Lehman Brothers Collapse
The illiquidity that Bear Stearns faced due to its exposure to securitized debt exposed troubles at other investment banks. Many of the biggest banks were heavily exposed to this sort of investment, including Lehman Brothers, a major lender of subprime mortgages.
By 2007, Lehman Brothers held $111 billion in real-estate assets and securities, more than four times its shareholder equity.11 It was also heavily leveraged, meaning that a relatively minor downturn could wipe out the value of its portfolio.
For most of 2008, Lehman Brothers attempted to unwind its positions by selling stock and decreasing leverage; however, investor confidence continued to bleed out. After a failed takeover by Barclays and Bank of America, Lehman Brothers declared bankruptcy.12
What Happened to Bear Stearns’s Investors After the Collapse?
As part of the stock-swap deal with JPMorgan, Bear Stearns investors received about $10 of JPMorgan stock in exchange for every share they owned from Bear Stearns. This was a sharp discount from the final share price of $30.2. Had those investors kept those shares, they would have recouped their losses 11 years later, according to the Wall Street Journal.
What Role Did Deregulation Play in the Bear Stearns’ Collapse?
Some economists have attributed the subprime mortgage crisis to financial deregulation, particularly the 1999 repeal of parts of the Glass-Steagall Act. This repeal removed the legal barriers between commercial and investment banking, allowing banks like Bear Stearns to issue and underwrite securities. These securities would ultimately become a significant catalyst for the financial collapse.14
Who Benefited From the Bear Stearns Collapse?
While there are no clear winners from the Bear Stearns collapse, stockholders would have suffered arguably more significant losses had the bank gone bankrupt. JPMorgan Chase, which acquired Bear Stearns at fire-sale prices, would also benefit, although it would be some time before JPMorgan would break even.13
Who Went to Jail for the 2008 Financial Crisis?
Although the 2008 financial crisis caused a public outcry, there was no reckoning for the blamed bankers. Two managers at Bear Stearns hedge funds were arrested for misleading investors but found not guilty.15 The only successful prosecution was Kareem Serageldin, a Credit Suisse executive convicted of mismarking bond prices to hide the bank’s losses.

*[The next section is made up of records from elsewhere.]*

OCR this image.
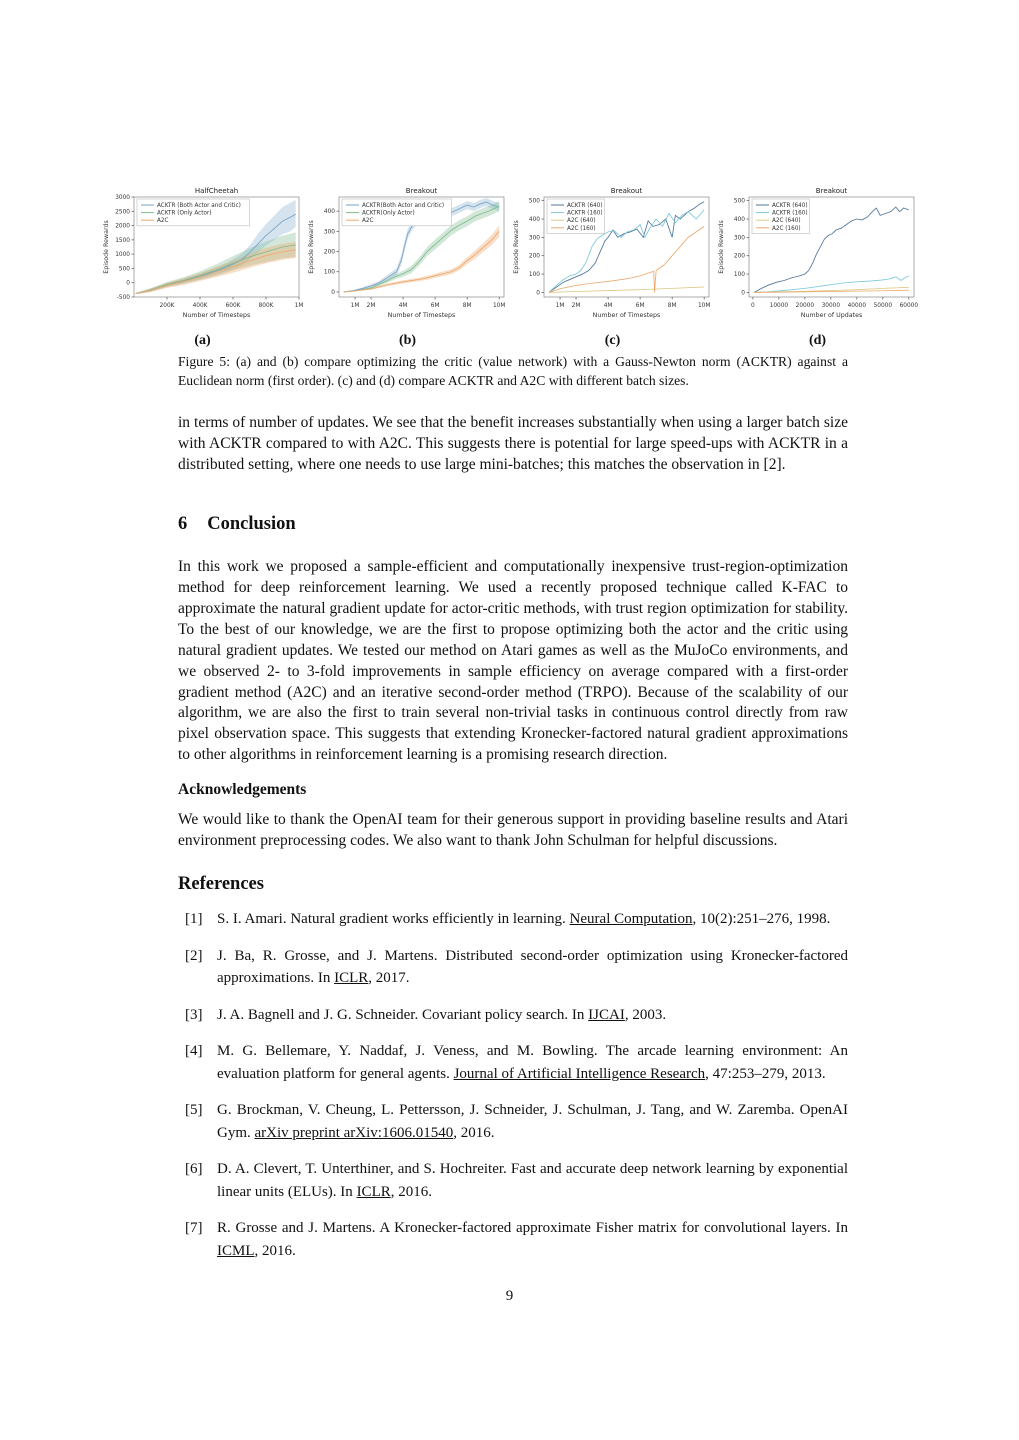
-500
0
500
1000
1500
2000
2500
3000
200K	400K	600K	800K	1M
HalfCheetah
Number of Timesteps
Episode Rewards
ACKTR (Both Actor and Critic)
ACKTR (Only Actor)
A2C
(a)
0
100
200
300
400
1M 2M	4M	6M	8M	10M
Breakout
Number of Timesteps
Episode Rewards
ACKTR(Both Actor and Critic)
ACKTR(Only Actor)
A2C
(b)
0
100
200
300
400
500
1M 2M	4M	6M	8M	10M
Breakout
Number of Timesteps
Episode Rewards
ACKTR (640)
ACKTR (160)
A2C (640)
A2C (160)
(c)
0
100
200
300
400
500
0	10000 20000 30000 40000 50000 60000
Breakout
Number of Updates
Episode Rewards
ACKTR (640)
ACKTR (160)
A2C (640)
A2C (160)
(d)
Figure 5: (a) and (b) compare optimizing the critic (value network) with a Gauss-Newton norm (ACKTR) against a Euclidean norm (first order). (c) and (d) compare ACKTR and A2C with different batch sizes.
in terms of number of updates. We see that the benefit increases substantially when using a larger batch size with ACKTR compared to with A2C. This suggests there is potential for large speed-ups with ACKTR in a distributed setting, where one needs to use large mini-batches; this matches the observation in [2].
6 Conclusion
In this work we proposed a sample-efficient and computationally inexpensive trust-region-optimization method for deep reinforcement learning. We used a recently proposed technique called K-FAC to approximate the natural gradient update for actor-critic methods, with trust region optimization for stability. To the best of our knowledge, we are the first to propose optimizing both the actor and the critic using natural gradient updates. We tested our method on Atari games as well as the MuJoCo environments, and we observed 2- to 3-fold improvements in sample efficiency on average compared with a first-order gradient method (A2C) and an iterative second-order method (TRPO). Because of the scalability of our algorithm, we are also the first to train several non-trivial tasks in continuous control directly from raw pixel observation space. This suggests that extending Kronecker-factored natural gradient approximations to other algorithms in reinforcement learning is a promising research direction.
Acknowledgements
We would like to thank the OpenAI team for their generous support in providing baseline results and Atari environment preprocessing codes. We also want to thank John Schulman for helpful discussions.
References
[1] S. I. Amari. Natural gradient works efficiently in learning. Neural Computation, 10(2):251–276, 1998.
[2] J. Ba, R. Grosse, and J. Martens. Distributed second-order optimization using Kronecker-factored approximations. In ICLR, 2017.
[3] J. A. Bagnell and J. G. Schneider. Covariant policy search. In IJCAI, 2003.
[4] M. G. Bellemare, Y. Naddaf, J. Veness, and M. Bowling. The arcade learning environment: An evaluation platform for general agents. Journal of Artificial Intelligence Research, 47:253–279, 2013.
[5] G. Brockman, V. Cheung, L. Pettersson, J. Schneider, J. Schulman, J. Tang, and W. Zaremba. OpenAI Gym. arXiv preprint arXiv:1606.01540, 2016.
[6] D. A. Clevert, T. Unterthiner, and S. Hochreiter. Fast and accurate deep network learning by exponential linear units (ELUs). In ICLR, 2016.
[7] R. Grosse and J. Martens. A Kronecker-factored approximate Fisher matrix for convolutional layers. In ICML, 2016.
9
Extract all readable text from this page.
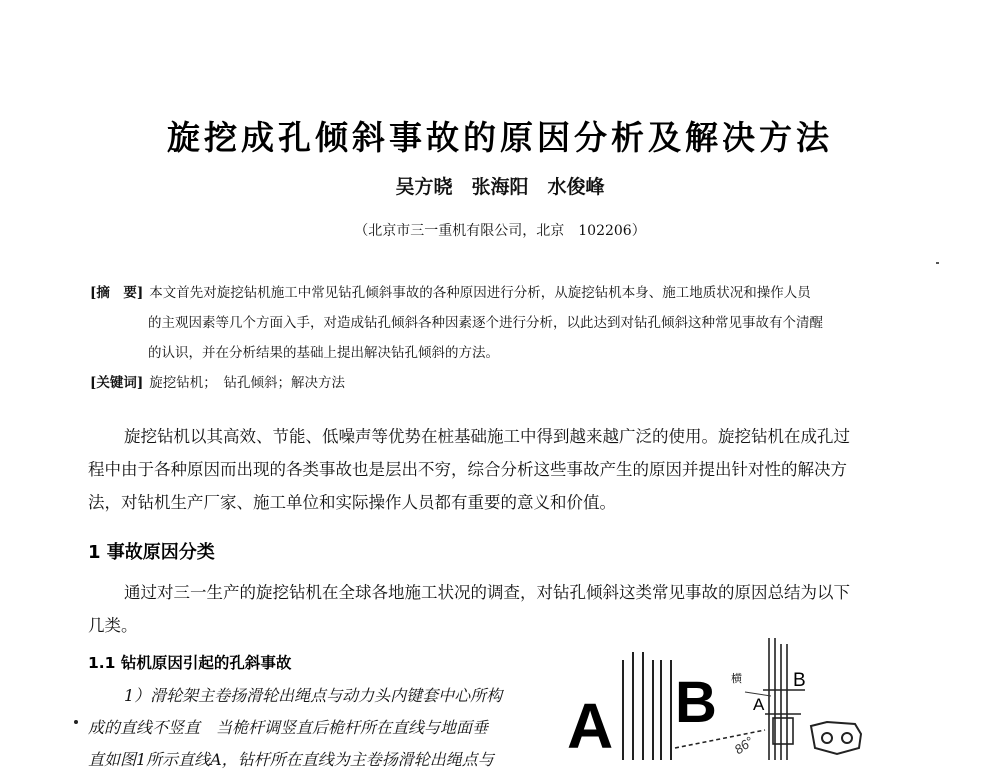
旋挖成孔倾斜事故的原因分析及解决方法
吴方晓　张海阳　水俊峰
（北京市三一重机有限公司，北京　102206）
[摘　要] 本文首先对旋挖钻机施工中常见钻孔倾斜事故的各种原因进行分析，从旋挖钻机本身、施工地质状况和操作人员
的主观因素等几个方面入手，对造成钻孔倾斜各种因素逐个进行分析，以此达到对钻孔倾斜这种常见事故有个清醒
的认识，并在分析结果的基础上提出解决钻孔倾斜的方法。
[关键词] 旋挖钻机；　钻孔倾斜；解决方法
旋挖钻机以其高效、节能、低噪声等优势在桩基础施工中得到越来越广泛的使用。旋挖钻机在成孔过
程中由于各种原因而出现的各类事故也是层出不穷，综合分析这些事故产生的原因并提出针对性的解决方
法，对钻机生产厂家、施工单位和实际操作人员都有重要的意义和价值。
1 事故原因分类
通过对三一生产的旋挖钻机在全球各地施工状况的调查，对钻孔倾斜这类常见事故的原因总结为以下
几类。
1.1 钻机原因引起的孔斜事故
1）滑轮架主卷扬滑轮出绳点与动力头内键套中心所构
成的直线不竖直　当桅杆调竖直后桅杆所在直线与地面垂
直如图1所示直线A，钻杆所在直线为主卷扬滑轮出绳点与	A B 横
A
B
86°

Formerly one of the largest investment banks on Wall Street, Bear Stearns’ collapse is now regarded as a cautionary tale against corporate greed and the whims of the free market.

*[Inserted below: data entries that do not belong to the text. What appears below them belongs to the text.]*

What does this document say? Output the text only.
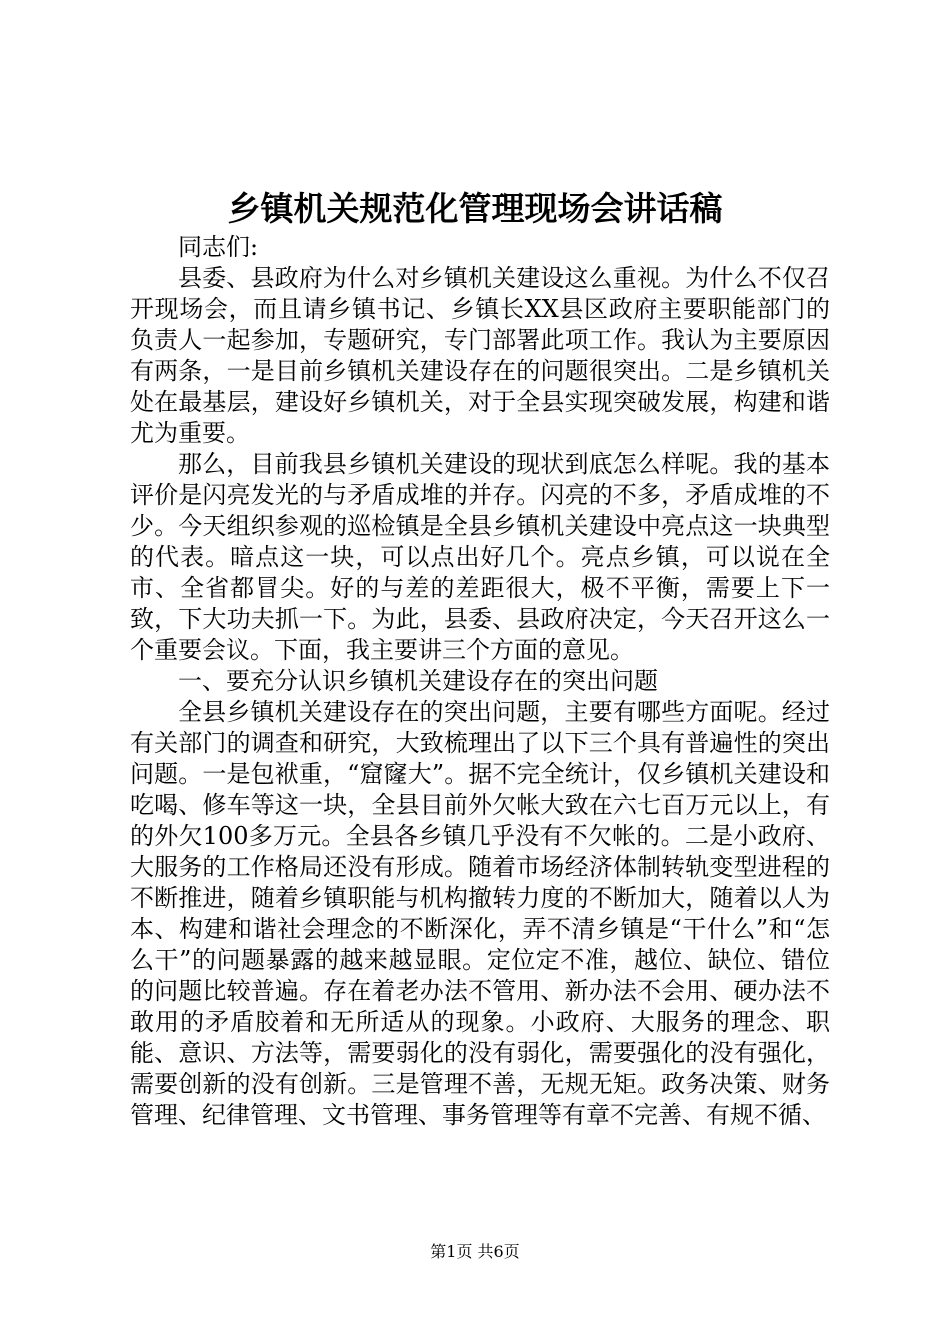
乡镇机关规范化管理现场会讲话稿

同志们:

县委、县政府为什么对乡镇机关建设这么重视。为什么不仅召开现场会，而且请乡镇书记、乡镇长XX县区政府主要职能部门的负责人一起参加，专题研究，专门部署此项工作。我认为主要原因有两条，一是目前乡镇机关建设存在的问题很突出。二是乡镇机关处在最基层，建设好乡镇机关，对于全县实现突破发展，构建和谐尤为重要。

那么，目前我县乡镇机关建设的现状到底怎么样呢。我的基本评价是闪亮发光的与矛盾成堆的并存。闪亮的不多，矛盾成堆的不少。今天组织参观的巡检镇是全县乡镇机关建设中亮点这一块典型的代表。暗点这一块，可以点出好几个。亮点乡镇，可以说在全市、全省都冒尖。好的与差的差距很大，极不平衡，需要上下一致，下大功夫抓一下。为此，县委、县政府决定，今天召开这么一个重要会议。下面，我主要讲三个方面的意见。

一、要充分认识乡镇机关建设存在的突出问题

全县乡镇机关建设存在的突出问题，主要有哪些方面呢。经过有关部门的调查和研究，大致梳理出了以下三个具有普遍性的突出问题。一是包袱重，“窟窿大”。据不完全统计，仅乡镇机关建设和吃喝、修车等这一块，全县目前外欠帐大致在六七百万元以上，有的外欠100多万元。全县各乡镇几乎没有不欠帐的。二是小政府、大服务的工作格局还没有形成。随着市场经济体制转轨变型进程的不断推进，随着乡镇职能与机构撤转力度的不断加大，随着以人为本、构建和谐社会理念的不断深化，弄不清乡镇是“干什么”和“怎么干”的问题暴露的越来越显眼。定位定不准，越位、缺位、错位的问题比较普遍。存在着老办法不管用、新办法不会用、硬办法不敢用的矛盾胶着和无所适从的现象。小政府、大服务的理念、职能、意识、方法等，需要弱化的没有弱化，需要强化的没有强化，需要创新的没有创新。三是管理不善，无规无矩。政务决策、财务管理、纪律管理、文书管理、事务管理等有章不完善、有规不循、

第1页 共6页
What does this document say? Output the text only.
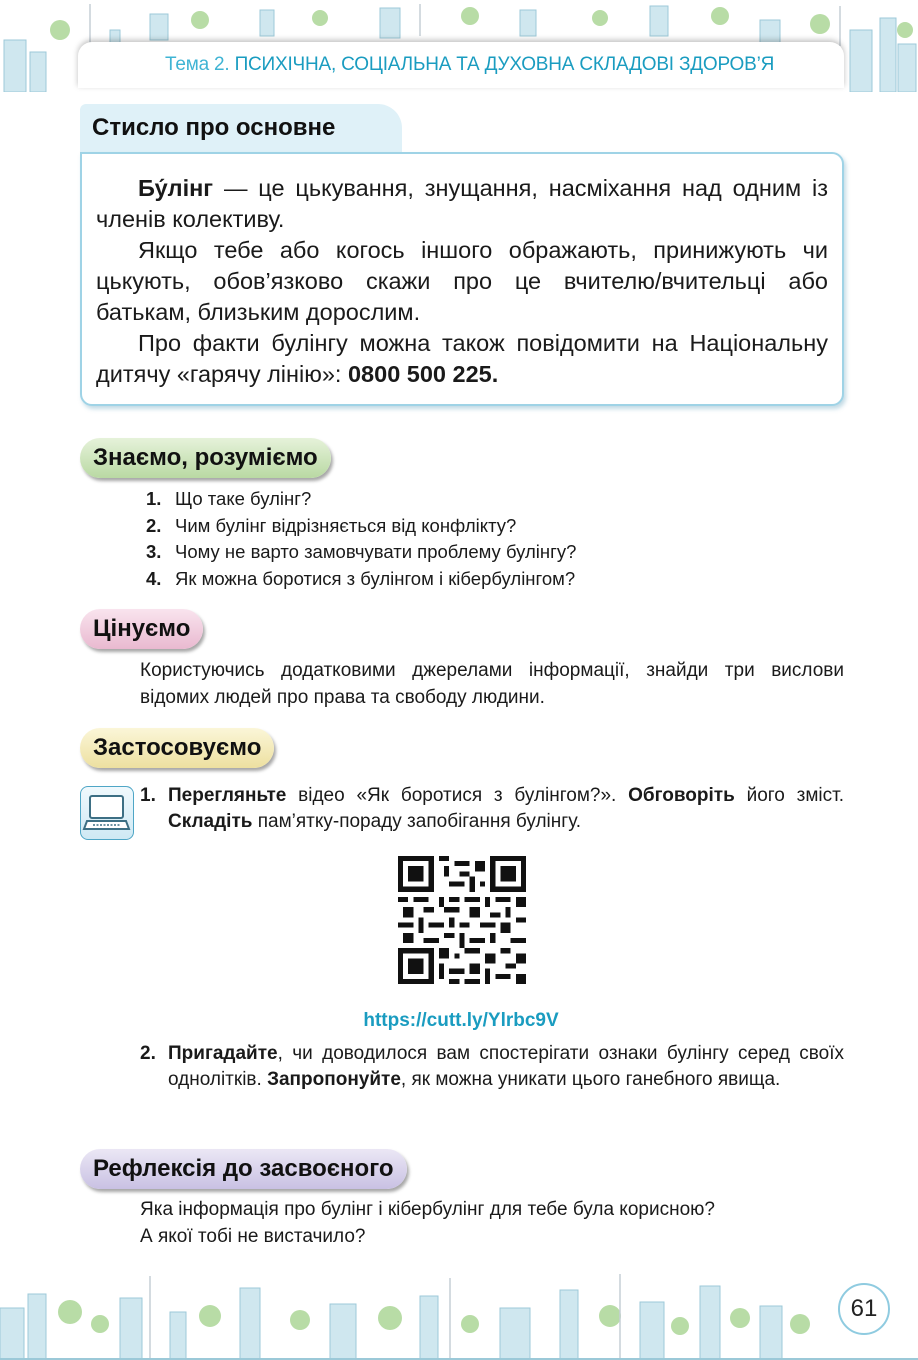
Тема 2. ПСИХІЧНА, СОЦІАЛЬНА ТА ДУХОВНА СКЛАДОВІ ЗДОРОВ’Я
Стисло про основне

Бу́лінг — це цькування, знущання, насміхання над одним із членів колективу.

Якщо тебе або когось іншого ображають, принижують чи цькують, обов’язково скажи про це вчителю/вчительці або батькам, близьким дорослим.

Про факти булінгу можна також повідомити на Національну дитячу «гарячу лінію»: 0800 500 225.

Знаємо, розуміємо
1. Що таке булінг?
2. Чим булінг відрізняється від конфлікту?
3. Чому не варто замовчувати проблему булінгу?
4. Як можна боротися з булінгом і кібербулінгом?
Цінуємо
Користуючись додатковими джерелами інформації, знайди три вислови відомих людей про права та свободу людини.
Застосовуємо
1. Перегляньте відео «Як боротися з булінгом?». Обговоріть його зміст. Складіть пам’ятку-пораду запобігання булінгу.
https://cutt.ly/Ylrbc9V
2. Пригадайте, чи доводилося вам спостерігати ознаки булінгу серед своїх однолітків. Запропонуйте, як можна уникати цього ганебного явища.
Рефлексія до засвоєного
Яка інформація про булінг і кібербулінг для тебе була корисною?
А якої тобі не вистачило?
61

In the housing bubble of the early 2000s, Bear Stearns leaned heavily into mortgage-backed securities, vastly underestimating the risks of the subprime housing market. When the housing market collapsed and borrowers began to default, the value of those securities plummeted.
Ultimately, JPMorgan bought Bear Stearns in a fire sale. Since the Federal Reserve supported the purchase, the acquisition raised ethical questions about corporate bailouts and the government’s role in a market economy.
Conclusion
- Bear Stearns was a New York City-based global investment bank and financial company founded in 1923. It collapsed during the 2008 financial crisis.1
- Before the financial collapse, Bear Stearns was one of the most well-regarded financial institutions.

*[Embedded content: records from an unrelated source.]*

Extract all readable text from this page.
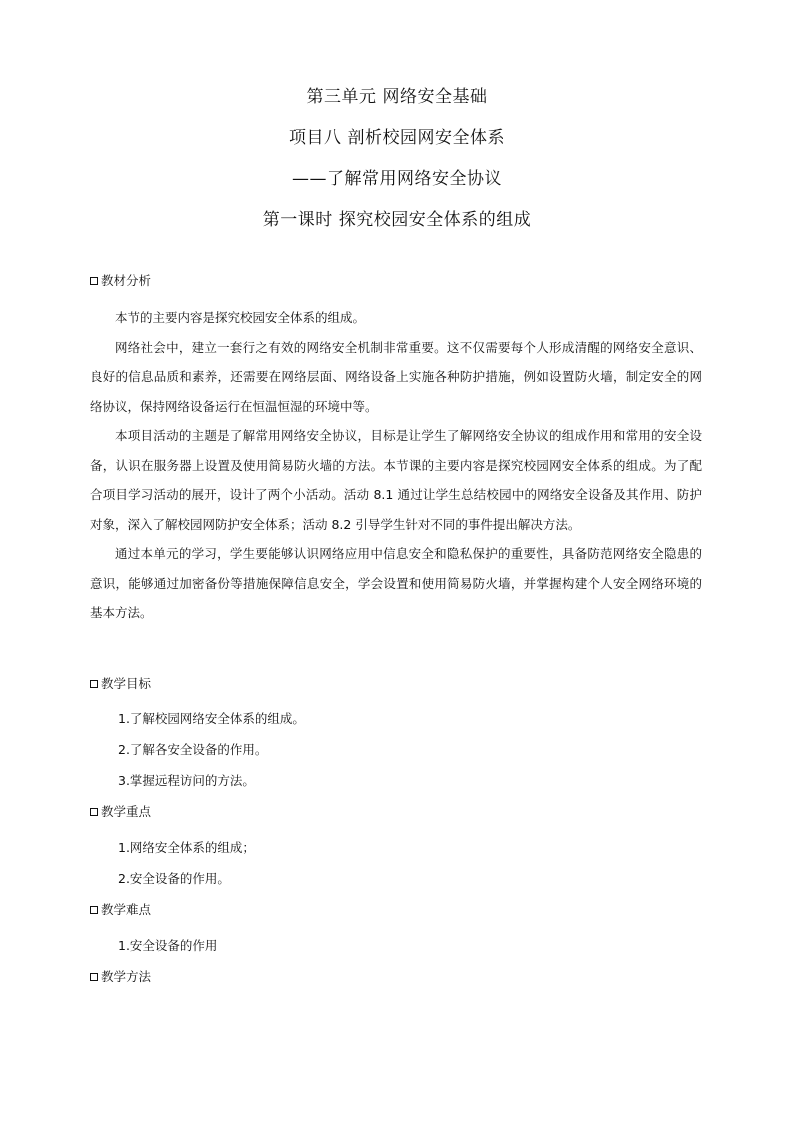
第三单元 网络安全基础

项目八 剖析校园网安全体系

——了解常用网络安全协议

第一课时 探究校园安全体系的组成

教材分析

本节的主要内容是探究校园安全体系的组成。

网络社会中，建立一套行之有效的网络安全机制非常重要。这不仅需要每个人形成清醒的网络安全意识、良好的信息品质和素养，还需要在网络层面、网络设备上实施各种防护措施，例如设置防火墙，制定安全的网络协议，保持网络设备运行在恒温恒湿的环境中等。

本项目活动的主题是了解常用网络安全协议，目标是让学生了解网络安全协议的组成作用和常用的安全设备，认识在服务器上设置及使用简易防火墙的方法。本节课的主要内容是探究校园网安全体系的组成。为了配合项目学习活动的展开，设计了两个小活动。活动 8.1 通过让学生总结校园中的网络安全设备及其作用、防护对象，深入了解校园网防护安全体系；活动 8.2 引导学生针对不同的事件提出解决方法。

通过本单元的学习，学生要能够认识网络应用中信息安全和隐私保护的重要性，具备防范网络安全隐患的意识，能够通过加密备份等措施保障信息安全，学会设置和使用简易防火墙，并掌握构建个人安全网络环境的基本方法。

教学目标

1.了解校园网络安全体系的组成。

2.了解各安全设备的作用。

3.掌握远程访问的方法。

教学重点

1.网络安全体系的组成；

2.安全设备的作用。

教学难点

1.安全设备的作用

教学方法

- By 2008, the firm’s flagship hedge funds were overexposed to mortgage-backed securities and other toxic assets, which had been purchased with high leverage.
- The company was sold to JPMorgan Chase for $10 a share, well below its value before the crisis.2
- The collapse of Bear Stearns precipitated a broader collapse in the investment banking industry, which also took down major players like Lehman Brothers.